I sometimes wonder which planet the hon. Gentleman lives on. When I go to hospitals or general practices, I see new investment in buildings, new staff and retraining. All my colleagues use the NHS because they are committed to it, unlike Opposition Front Benchers who use it only to find out what it is like for people who have to use it.
What advice has the Minister given to general practitioners on the prescribing of antibiotics?
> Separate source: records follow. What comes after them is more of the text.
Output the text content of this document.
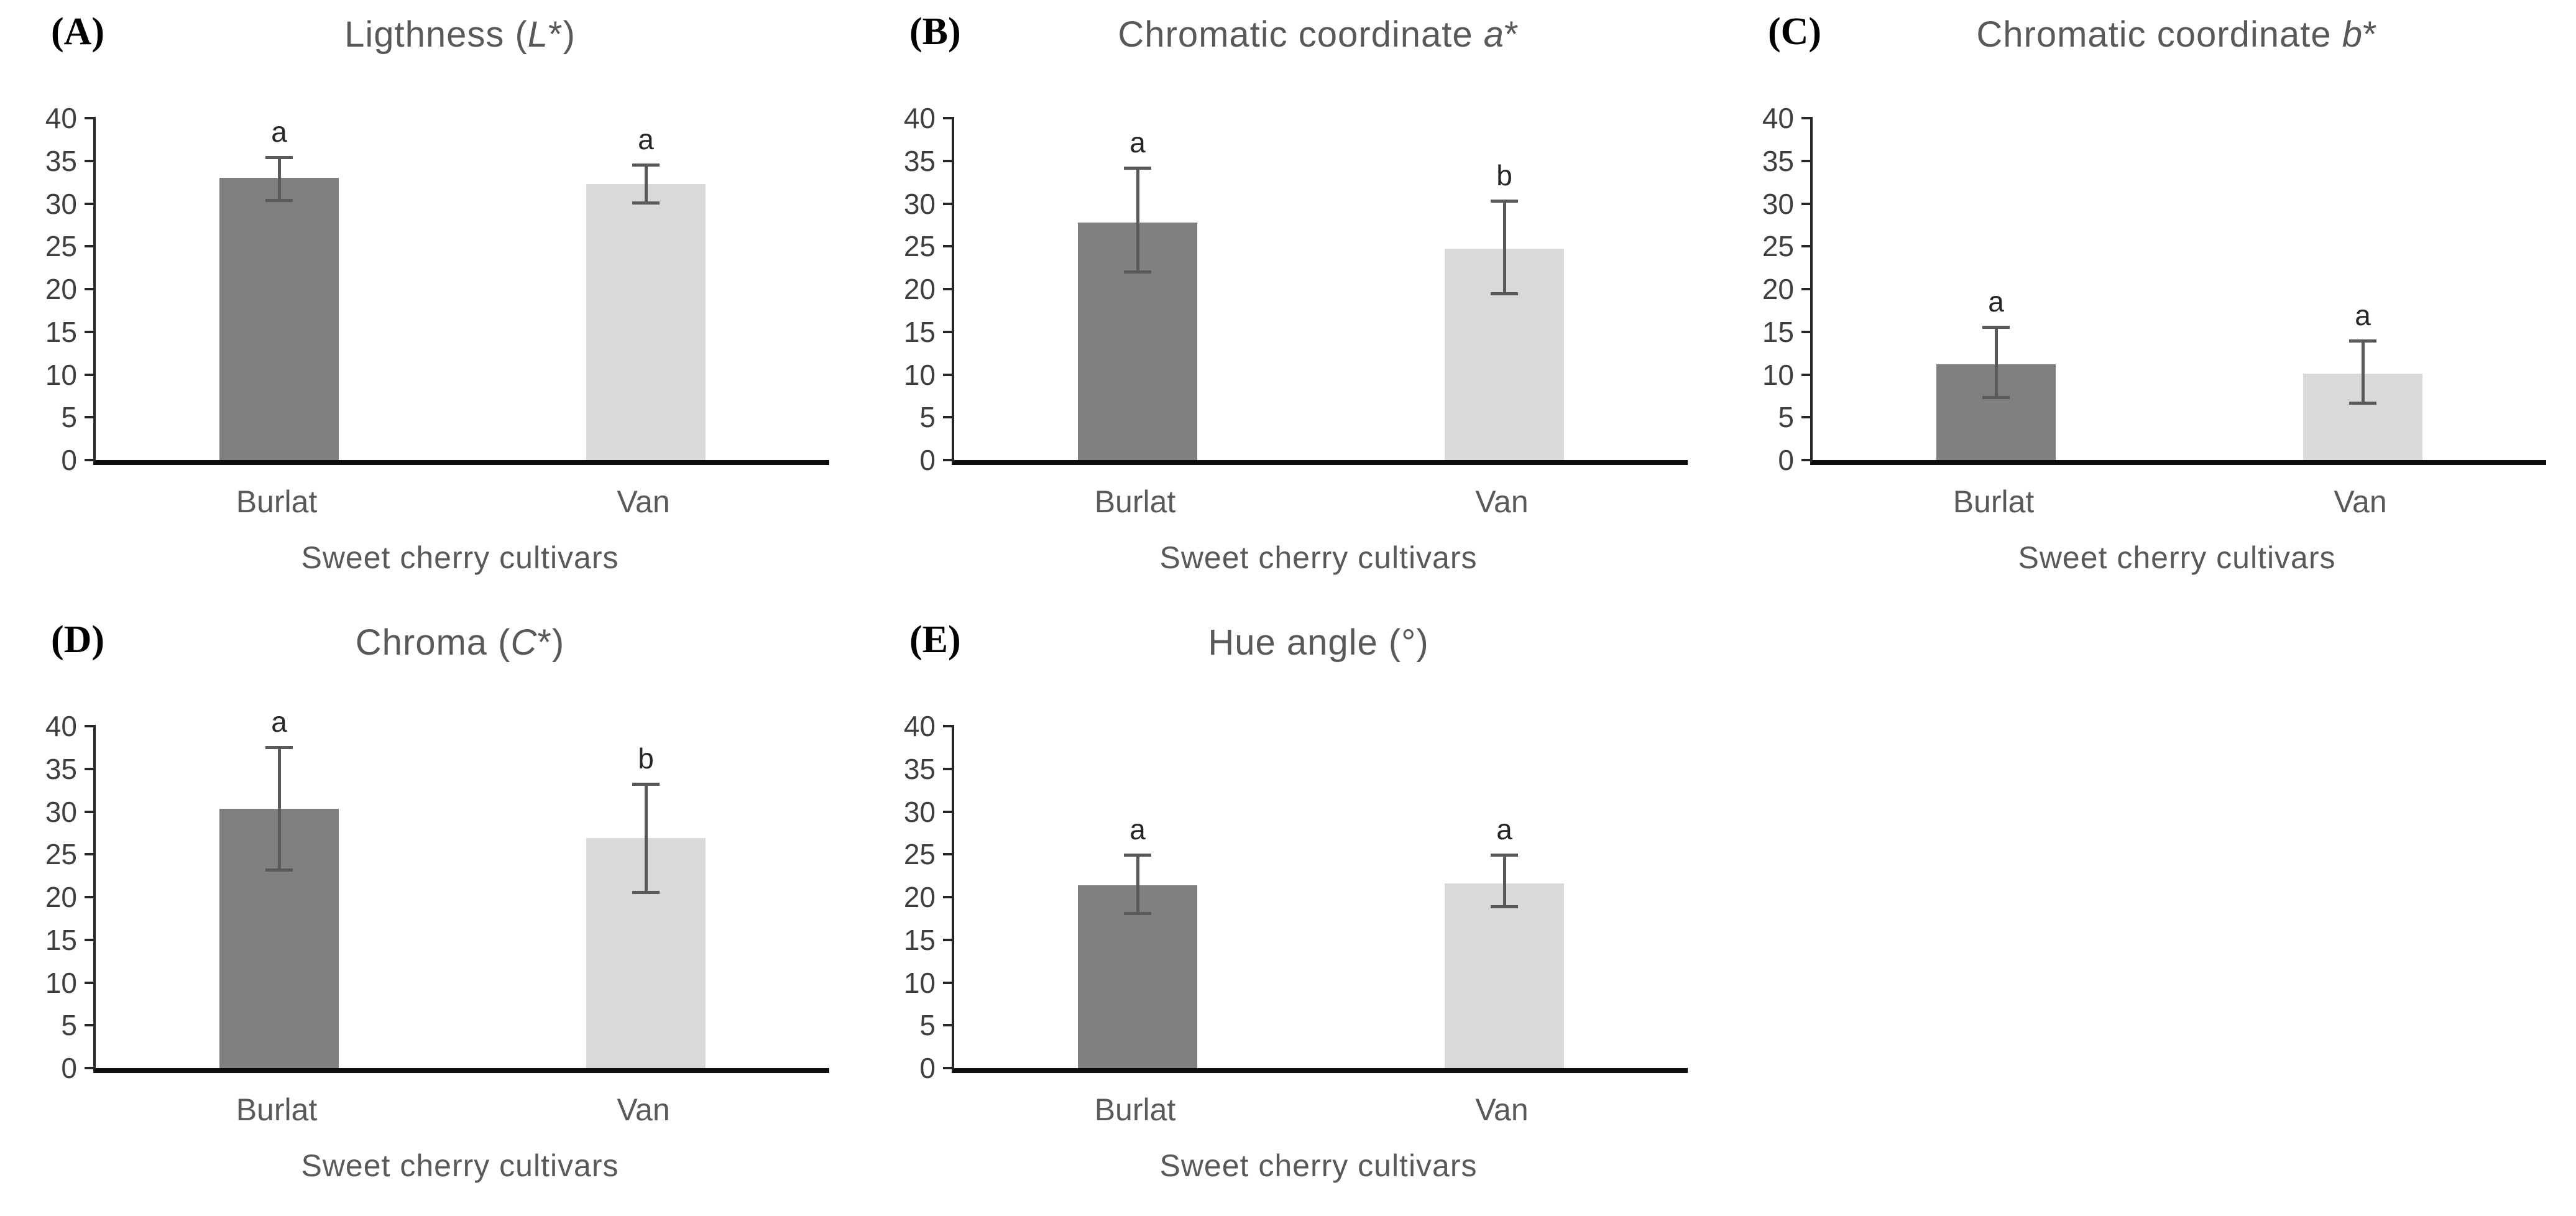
(A)	Ligthness (L*)
0
5
10
15
20
25
30
35
40	a	a
Burlat	Van
Sweet cherry cultivars
(B)	Chromatic coordinate a*
0
5
10
15
20
25
30
35
40
a
b
Burlat	Van
Sweet cherry cultivars
(C)	Chromatic coordinate b*
0
5
10
15
20
25
30
35
40
a	a
Burlat	Van
Sweet cherry cultivars
(D)	Chroma (C*)
0
5
10
15
20
25
30
35
40	a
b
Burlat	Van
Sweet cherry cultivars
(E)	Hue angle (°)
0
5
10
15
20
25
30
35
40
a	a
Burlat	Van
Sweet cherry cultivars
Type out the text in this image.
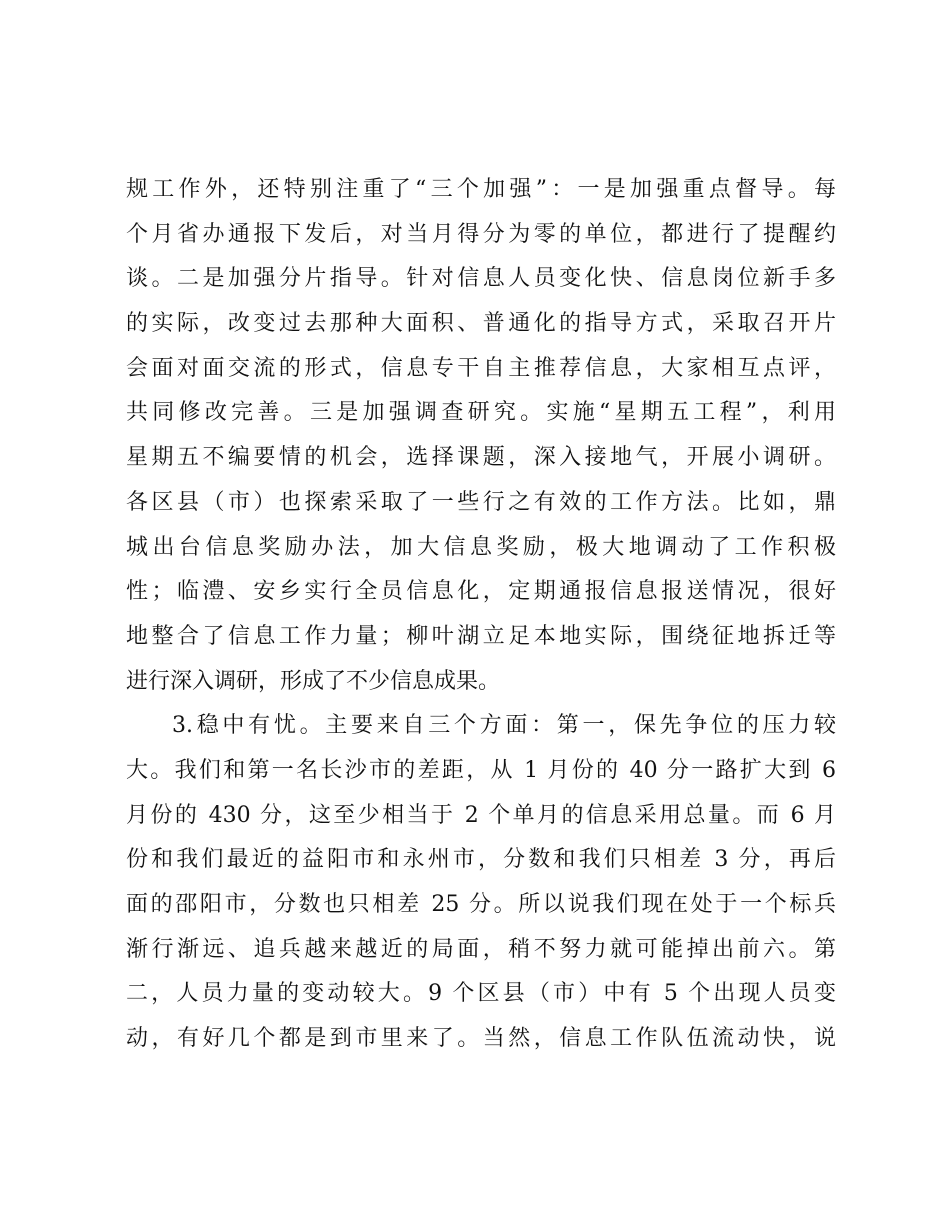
规工作外，还特别注重了“三个加强”：一是加强重点督导。每
个月省办通报下发后，对当月得分为零的单位，都进行了提醒约
谈。二是加强分片指导。针对信息人员变化快、信息岗位新手多
的实际，改变过去那种大面积、普通化的指导方式，采取召开片
会面对面交流的形式，信息专干自主推荐信息，大家相互点评，
共同修改完善。三是加强调查研究。实施“星期五工程”，利用
星期五不编要情的机会，选择课题，深入接地气，开展小调研。
各区县（市）也探索采取了一些行之有效的工作方法。比如，鼎
城出台信息奖励办法，加大信息奖励，极大地调动了工作积极
性；临澧、安乡实行全员信息化，定期通报信息报送情况，很好
地整合了信息工作力量；柳叶湖立足本地实际，围绕征地拆迁等
进行深入调研，形成了不少信息成果。
3.稳中有忧。主要来自三个方面：第一，保先争位的压力较
大。我们和第一名长沙市的差距，从 1 月份的 40 分一路扩大到 6
月份的 430 分，这至少相当于 2 个单月的信息采用总量。而 6 月
份和我们最近的益阳市和永州市，分数和我们只相差 3 分，再后
面的邵阳市，分数也只相差 25 分。所以说我们现在处于一个标兵
渐行渐远、追兵越来越近的局面，稍不努力就可能掉出前六。第
二，人员力量的变动较大。9 个区县（市）中有 5 个出现人员变
动，有好几个都是到市里来了。当然，信息工作队伍流动快，说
In my constituency, one doctor has been told that he is over-prescribing. Many of his patients are miners with bad chests or are from poor families. Have the Government any advice for general practitioners who are told that they are over-prescribing in this way?
It is important that prescribing practices within a general practice or a health authority area are carried out safely, reasonably and in response to the relevant health needs. We are committed to having a system in place in which everyone in a health authority area prescribes according to those rules, and we want to maintain that system.